Опи­сы­вать сам акт коро­на­ции я не буду. Хочу лишь отме­тить, что, когда вели­кий князь Сер­гей Алек­сан­дро­вич пере­да­вал импе­ра­то­ру брил­ли­ан­то­вую цепь Орде­на Андрея Пер­во­зван­но­го, она упа­ла на пол. Импе­ра­тор ока­ме­нел. Блед­ный и крайне взвол­но­ван­ный, с коро­ной на голо­ве и ски­пет­ром в руке, в длин­ной, сви­са­ю­щей с плеч гор­но­ста­е­вой ман­тии, он про­из­во­дил не импо­зант­ное, а ско­рее без­от­рад­ное впе­чат­ле­ние. Молясь, он под­нял голо­ву и, как во сне, гля­дел куда-то вдаль. Мне каза­лось по это­му взгля­ду, что он мыс­лен­но гово­рил: «У меня луч­шие наме­ре­ния, но я стою пред тобой, Гос­по­ди, слаб и мал, куда же заве­дёт меня моя судь­ба?» В это мгно­ве­ние меня потряс­ла одна мысль, от кото­рой я не мог отде­лать­ся: я поду­мал о Людо­ви­ке XVI [2].

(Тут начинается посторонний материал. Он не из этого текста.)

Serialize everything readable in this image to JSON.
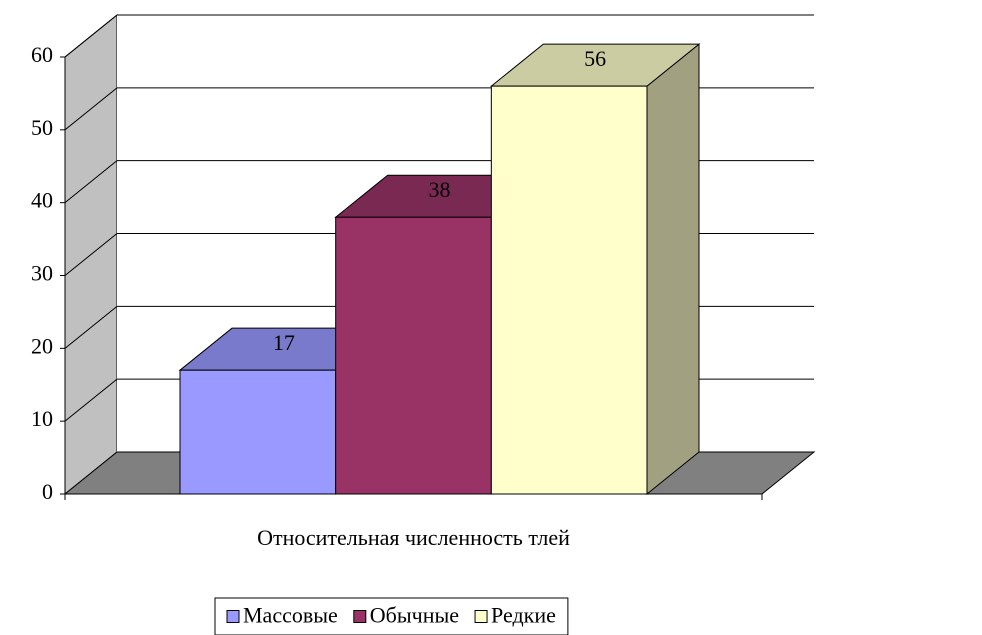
{
  "chart_data": {
    "type": "bar3d",
    "categories": [
      "Относительная численность тлей"
    ],
    "series": [
      {
        "name": "Массовые",
        "color": "#9999ff",
        "values": [
          17
        ]
      },
      {
        "name": "Обычные",
        "color": "#993366",
        "values": [
          38
        ]
      },
      {
        "name": "Редкие",
        "color": "#ffffcc",
        "values": [
          56
        ]
      }
    ],
    "ylim": [
      0,
      60
    ],
    "yticks": [
      0,
      10,
      20,
      30,
      40,
      50,
      60
    ],
    "grid": true,
    "legend": "bottom"
  }
}
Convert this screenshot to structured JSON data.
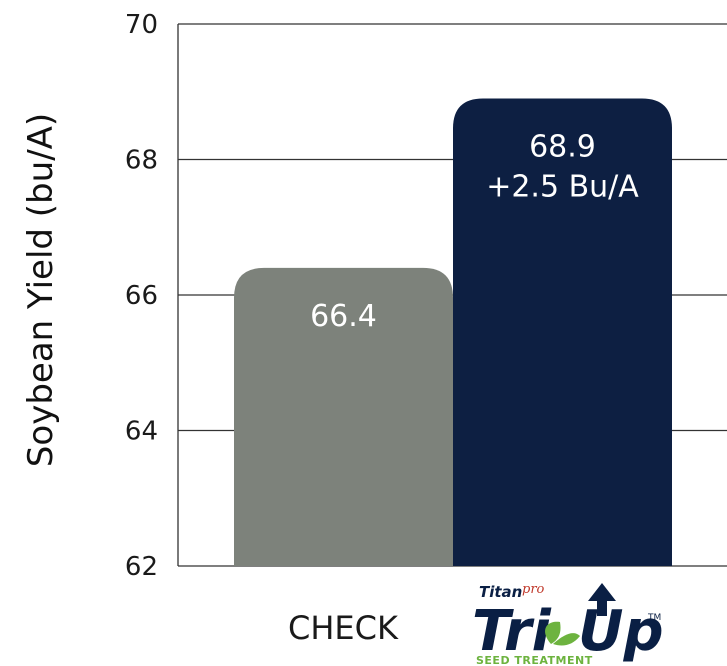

Порт­рет импе­ра­то­ра Нико­лая II. Нико­лай Яш. 1896 год

Через три дня я на день поехал в Петер­бург и в зале ожи­да­ния встре­тил извест­но­го адво­ка­та Кораб­чев­ско­го, в ту пору чело­ве­ка весь­ма про­грес­сив­ных взгля­дов. Когда он спро­сил о моём общем впе­чат­ле­нии от коро­на­ци­он­ных тор­жеств, я живо рас­ска­зал ему о стран­ном виде­нии, под впе­чат­ле­ни­ем от кото­ро­го всё ещё нахо­жусь. Мы дол­го сто­я­ли в раз­ду­мьях и чуть не опоз­да­ли на поезд: он уже тро­нул­ся, когда мы запрыг­ну­ли в вагон.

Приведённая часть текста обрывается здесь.